Germany: A Narrative in Trouble

Earlier today The Economist re-tweeted this article with the comment that “Attacks on women by mobs of young men inflame Germany’s refugee debate”.

Some explanation as to who these mysterious “young men” might be was given in the piece, which also included this remark:

“There is no evidence yet that any of the criminals were refugees”.

I made a (somewhat) similar point (“there is currently no confirmation that any of those involved were part of the current wave of migrants”[emphasis added]) on Wednesday, and, in fairness, I don’t know when The Economist piece (which is from the new print edition) was written (Wednesday? Thursday?) , but what we know now is this.

Reuters:

Nearly two dozen asylum seekers are among those suspected of involvement in mass assaults and muggings on New Year’s Eve in Cologne, officials said on Friday.
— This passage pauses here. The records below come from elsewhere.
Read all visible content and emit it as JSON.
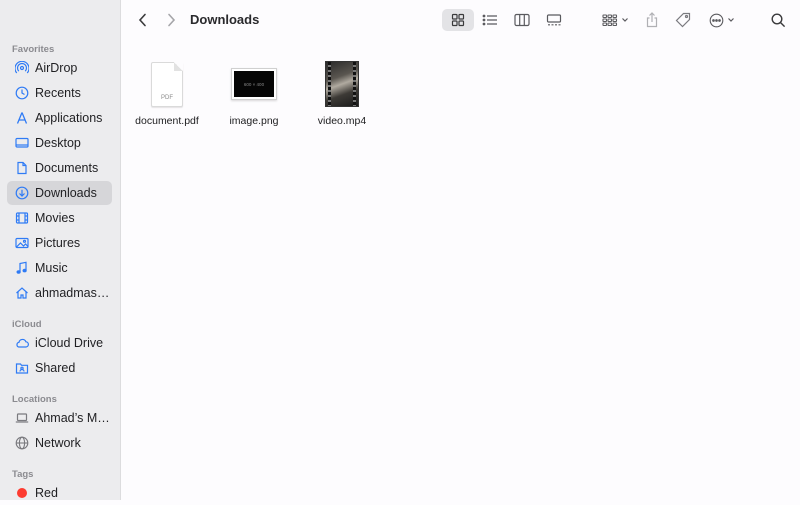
{
  "window": {
    "title": "Downloads"
  },
  "sidebar": {
    "favorites_title": "Favorites",
    "favorites": [
      {
        "label": "AirDrop",
        "icon": "airdrop-icon"
      },
      {
        "label": "Recents",
        "icon": "clock-icon"
      },
      {
        "label": "Applications",
        "icon": "applications-icon"
      },
      {
        "label": "Desktop",
        "icon": "desktop-icon"
      },
      {
        "label": "Documents",
        "icon": "document-icon"
      },
      {
        "label": "Downloads",
        "icon": "download-icon",
        "selected": true
      },
      {
        "label": "Movies",
        "icon": "film-icon"
      },
      {
        "label": "Pictures",
        "icon": "photo-icon"
      },
      {
        "label": "Music",
        "icon": "music-note-icon"
      },
      {
        "label": "ahmadmas…",
        "icon": "home-icon"
      }
    ],
    "icloud_title": "iCloud",
    "icloud": [
      {
        "label": "iCloud Drive",
        "icon": "cloud-icon"
      },
      {
        "label": "Shared",
        "icon": "shared-folder-icon"
      }
    ],
    "locations_title": "Locations",
    "locations": [
      {
        "label": "Ahmad’s M…",
        "icon": "laptop-icon"
      },
      {
        "label": "Network",
        "icon": "globe-icon"
      }
    ],
    "tags_title": "Tags",
    "tags": [
      {
        "label": "Red",
        "color": "#fd3b30"
      }
    ]
  },
  "files": [
    {
      "name": "document.pdf",
      "kind": "pdf",
      "badge": "PDF"
    },
    {
      "name": "image.png",
      "kind": "image",
      "thumb_text": "600 × 400"
    },
    {
      "name": "video.mp4",
      "kind": "video"
    }
  ],
  "colors": {
    "accent": "#2f7bf5",
    "sidebar_bg": "#ececee",
    "selected_bg": "#d6d6d9"
  }
}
And as to the “debate” The Economist is fretting about, well, one striking, if unsurprising, fact about the immigration politics of the German establishment is how little real debate (with the important exception of the contribution made by Merkel’s CSU partners) there has been.

We will see how much that will change.

The Washington Post:

BERLIN – German Chancellor Angela Merkel on Saturday pledged to crack down on refugees who commit crimes, with her party agreeing to present stricter deportation laws to parliament following a national outcry over a string of New Year’s Eve assaults.
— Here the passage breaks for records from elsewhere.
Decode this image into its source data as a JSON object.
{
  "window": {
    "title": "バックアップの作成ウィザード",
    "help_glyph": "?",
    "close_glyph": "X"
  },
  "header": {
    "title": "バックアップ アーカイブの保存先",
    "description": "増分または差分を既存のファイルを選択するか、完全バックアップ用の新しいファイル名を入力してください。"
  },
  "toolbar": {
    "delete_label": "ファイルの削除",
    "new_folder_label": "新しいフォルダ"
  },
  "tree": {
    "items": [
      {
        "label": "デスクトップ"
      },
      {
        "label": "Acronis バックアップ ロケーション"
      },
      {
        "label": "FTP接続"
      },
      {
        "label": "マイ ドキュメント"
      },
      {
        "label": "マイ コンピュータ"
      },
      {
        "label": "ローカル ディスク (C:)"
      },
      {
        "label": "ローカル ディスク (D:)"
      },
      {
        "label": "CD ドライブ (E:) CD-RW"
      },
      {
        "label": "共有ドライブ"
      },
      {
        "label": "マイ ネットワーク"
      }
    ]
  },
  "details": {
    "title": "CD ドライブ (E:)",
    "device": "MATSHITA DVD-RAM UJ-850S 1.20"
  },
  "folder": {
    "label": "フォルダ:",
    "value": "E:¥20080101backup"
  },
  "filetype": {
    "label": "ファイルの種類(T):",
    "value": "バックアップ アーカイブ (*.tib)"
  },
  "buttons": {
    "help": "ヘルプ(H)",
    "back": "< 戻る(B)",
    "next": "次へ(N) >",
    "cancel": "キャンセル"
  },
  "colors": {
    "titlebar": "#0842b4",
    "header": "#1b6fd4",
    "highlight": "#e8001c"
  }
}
Merkel has taken one of the most welcoming stances in Europe toward desperate refugees fleeing the war torn Middle East, but she has come under pressure to take a harder line following the spate of attacks and sexual assaults in Cologne and other German cities by dozens of suspects that include refugees and asylum seekers. In response, her center-right Christian Democratic Union on Saturday approved a plan, which will be presented to her coalition partners and parliament, that could see newcomers who break the law ejected from the country.

An initial draft floated on Friday saw the party taking aim at only those who commit serious crimes carrying jail time. But the party line was hardened Saturday: Even refugees sentenced to probation by German courts could face deportation. In addition, the party called for new random identity checks of refugees and asylum seekers and tougher sexual assault laws.
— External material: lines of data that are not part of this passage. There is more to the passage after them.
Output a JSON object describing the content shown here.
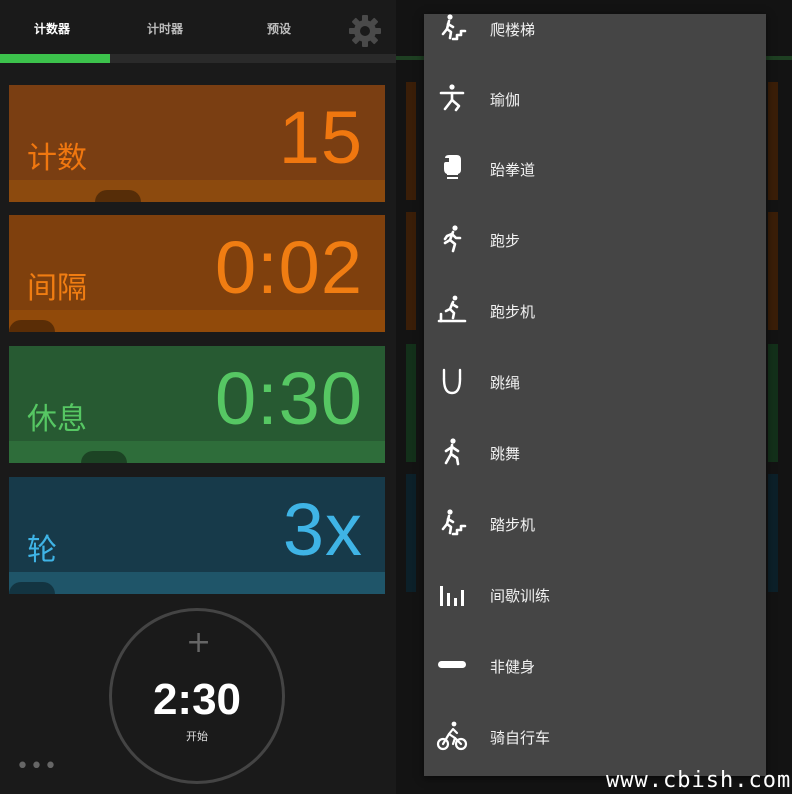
{
  "tabs": [
    {
      "label": "计数器",
      "active": true
    },
    {
      "label": "计时器",
      "active": false
    },
    {
      "label": "预设",
      "active": false
    }
  ],
  "cards": [
    {
      "label": "计数",
      "value": "15",
      "bg": "#7a3e12",
      "band": "#8c4a0e",
      "fg": "#f0770f"
    },
    {
      "label": "间隔",
      "value": "0:02",
      "bg": "#7f400d",
      "band": "#914a0a",
      "fg": "#f07d12"
    },
    {
      "label": "休息",
      "value": "0:30",
      "bg": "#275a32",
      "band": "#2e6d3a",
      "fg": "#56c763"
    },
    {
      "label": "轮",
      "value": "3x",
      "bg": "#173a4a",
      "band": "#1f5569",
      "fg": "#3fb4e6"
    }
  ],
  "timer": {
    "time": "2:30",
    "start_label": "开始",
    "plus": "+"
  },
  "more": "•••",
  "menu": {
    "items": [
      {
        "label": "爬楼梯",
        "icon": "stairs-climb-icon"
      },
      {
        "label": "瑜伽",
        "icon": "yoga-icon"
      },
      {
        "label": "跆拳道",
        "icon": "boxing-glove-icon"
      },
      {
        "label": "跑步",
        "icon": "running-icon"
      },
      {
        "label": "跑步机",
        "icon": "treadmill-icon"
      },
      {
        "label": "跳绳",
        "icon": "jump-rope-icon"
      },
      {
        "label": "跳舞",
        "icon": "dance-icon"
      },
      {
        "label": "踏步机",
        "icon": "stepper-icon"
      },
      {
        "label": "间歇训练",
        "icon": "interval-bars-icon"
      },
      {
        "label": "非健身",
        "icon": "minus-bar-icon"
      },
      {
        "label": "骑自行车",
        "icon": "cycling-icon"
      }
    ]
  },
  "watermark": "www.cbish.com"
}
But, as a member of the EU, Germany is also subject to the European Convention on Human Rights and that, as Merkel knows very well, will make it extremely difficult to deport refugees, criminal convictions or not.

In other words, this initiative is a largely meaningless gesture, par from the course from a woman with such profound contempt for the voters.

Meanwhile, doubts are growing about the idea that the current migrant wave is the answer to Germany’s (supposed) labor shortage. I wrote about this topic in a post the other day.

And now, from Politico, there’s this:

  “Let’s not delude ourselves,” said Ludger Wößmann, director of Munich-based Ifo Center for the Economics of Education. “From everything we know so far, it seems that the majority of refugees would first need extensive training and even then it’s far from certain that it would work out.”

…Less than 15 percent of refugees from Syria and other war-torn countries have completed vocational training or a university degree, according to a September 2015 study by Germany’s Institute for Employment Research.

Even those with training often don’t have the skills expected in Germany. On average, an eighth-grader in pre-war Syria had a similar level to a third-grade student in Germany, according to the Organisation for Economic Co-operation and Development (OECD).

“Someone who comes from Eritrea and says he was an electrician might have repaired a radio or laid a cable there,” said Achim Dercks, deputy managing director of the Association of German Chambers of Industry and Commerce, “but he might have never seen a fuse box, as we use it in Germany.”